Q: As a parliamentarian, you clearly feel you can make a difference by working within the system. Is that because you think Iceland is small enough and has a flexible enough political culture that working within the system can make a difference?
A: Well, I wanted do an experiment which is why we founded this party that was defined as neither left nor right. We made a checklist of things we needed to achieve. If it is foreseeable that we can’t achieve these goals, we have to dissolve the party. We have max eight years. One of the things on the checklist is to sever the ties between then corporate and the political.
Q: Meaning, no corporate donations to political parties?
A: To have a severe limit to it, no large corporate donations. Some of them obviously try to go around it...
We, for example, would never accept large corporate donations. We are actually having difficulties raising money because we don’t want to have any members – nobody could be a member of The Movement. It makes it hard though, to organize volunteers. People wanted to pay to become members of the Movement, so we are looking into ways to solve that. So our idea is that if you want to be a member, you can also be a member of any other party as well. Because we don’t want to define ourselves as a party.
I wasn’t sure if it would make a difference, but the reason why we haven’t become like the others, and it has been successful, is that we have two fundamentally different aspects. First, you cannot run for us if you have been a politician, because we want to build a bridge between power and the people.

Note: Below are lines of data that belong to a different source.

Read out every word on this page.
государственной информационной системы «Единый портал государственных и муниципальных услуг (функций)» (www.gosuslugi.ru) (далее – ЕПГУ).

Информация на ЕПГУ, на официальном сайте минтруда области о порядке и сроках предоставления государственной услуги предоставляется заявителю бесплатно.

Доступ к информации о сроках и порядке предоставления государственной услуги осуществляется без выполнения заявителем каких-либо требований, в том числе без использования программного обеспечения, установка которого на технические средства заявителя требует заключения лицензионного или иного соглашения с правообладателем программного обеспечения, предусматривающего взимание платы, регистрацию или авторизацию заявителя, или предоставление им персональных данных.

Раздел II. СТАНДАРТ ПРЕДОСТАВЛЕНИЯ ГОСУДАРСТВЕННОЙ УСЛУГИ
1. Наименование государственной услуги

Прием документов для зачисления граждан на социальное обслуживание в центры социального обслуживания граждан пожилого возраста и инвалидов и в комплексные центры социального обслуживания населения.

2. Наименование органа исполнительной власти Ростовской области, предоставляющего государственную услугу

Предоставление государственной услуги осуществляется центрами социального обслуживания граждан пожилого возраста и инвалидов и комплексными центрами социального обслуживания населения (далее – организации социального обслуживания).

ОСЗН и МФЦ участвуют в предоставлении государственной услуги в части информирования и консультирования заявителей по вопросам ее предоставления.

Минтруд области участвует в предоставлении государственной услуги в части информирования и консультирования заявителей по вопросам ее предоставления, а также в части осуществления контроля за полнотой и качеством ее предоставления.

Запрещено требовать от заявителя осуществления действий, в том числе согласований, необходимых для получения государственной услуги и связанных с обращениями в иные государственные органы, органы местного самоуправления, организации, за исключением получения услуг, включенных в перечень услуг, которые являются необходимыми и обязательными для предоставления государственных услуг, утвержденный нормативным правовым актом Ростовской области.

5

Second: We are very horizontal (inspired by Horizontalism, a book from Argentina). So we rotate leadership roles, only because you have to have an appointed party group chairman. If we have to do leadership stuff we throw dice… the key is, we don’t take it seriously, so we don’t become like them. We take the pledge to be the annoying fly in the tent, and don’t let anyone feel comfortable around us. We have a jar we have to pay money into if we sound like a politician.

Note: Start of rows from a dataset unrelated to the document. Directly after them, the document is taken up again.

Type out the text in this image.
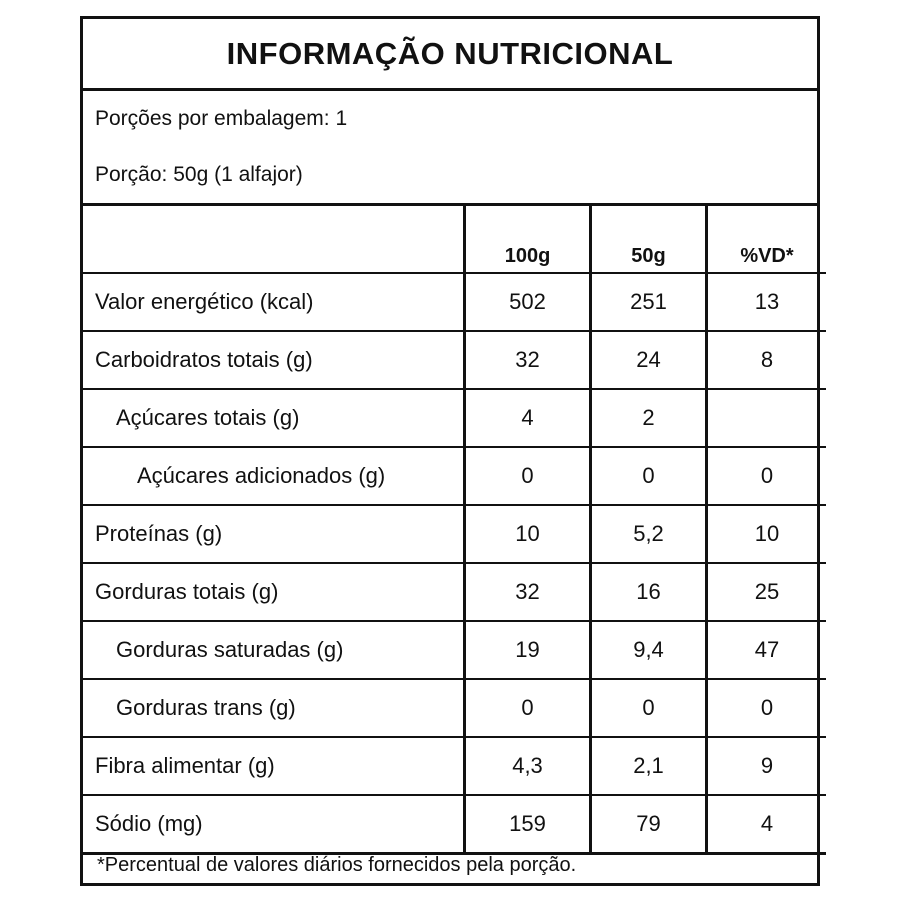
INFORMAÇÃO NUTRICIONAL
Porções por embalagem: 1
Porção: 50g (1 alfajor)
	100g	50g	%VD*
Valor energético (kcal)	502	251	13
Carboidratos totais (g)	32	24	8
Açúcares totais (g)	4	2	
Açúcares adicionados (g)	0	0	0
Proteínas (g)	10	5,2	10
Gorduras totais (g)	32	16	25
Gorduras saturadas (g)	19	9,4	47
Gorduras trans (g)	0	0	0
Fibra alimentar (g)	4,3	2,1	9
Sódio (mg)	159	79	4
*Percentual de valores diários fornecidos pela porção.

The same with the media. The media hates us, because they love to have the leader of the party for interviews, and they are used to the same structure of power. … It is so critical to understand that there is nothing worthy to sacrifice for power. So as long as we can keep those things integrated…
I was trying to figure out, everything’s still fucked up, what can the people ask for? They don’t want another government because it’s just the same parties. We have got little attention so people haven’t understood what we are about yet. Many voted for us as part of a protest, because they don’t trust the system.
What I realized is the system is the problem. We have this whole breed of people, most countries have been taken over by this breed called bureaucratic lawyers. They control everything; they work directly with lobbyists. Some of the law that has come up since the financial collapse was written by people from the banking sector. The ministries are filled with people who have got their job not because they are qualified, but because they have the right connections. Meanwhile you have qualified bureaucrats that never get any authority within the civil service.
I used to think I lived in a democracy, and I never thought that it would be so blatantly obvious to me that the system is basically controlled by lawyers. (laughs). And I thought, that’s no good.
The problem is that systems tend to defend their mistakes – as the US is doing right now with WikiLeaks. They look to every possible way to say they didn’t make a mistake. And so we need to do like the Argentinians did, and protest the model of the system. I’ve talked to people from all over the world and there is the same level of distrust in the system, and that we don’t have the tools to change it.
That’s why I think it is important in Iceland, the development of national referendums. If people can call for a referendum, with passion, that they should have the right to have a referendum on issues that are important to the entire nation, then being an active citizen becomes more of the norm, and people will have to educate themselves about the issues.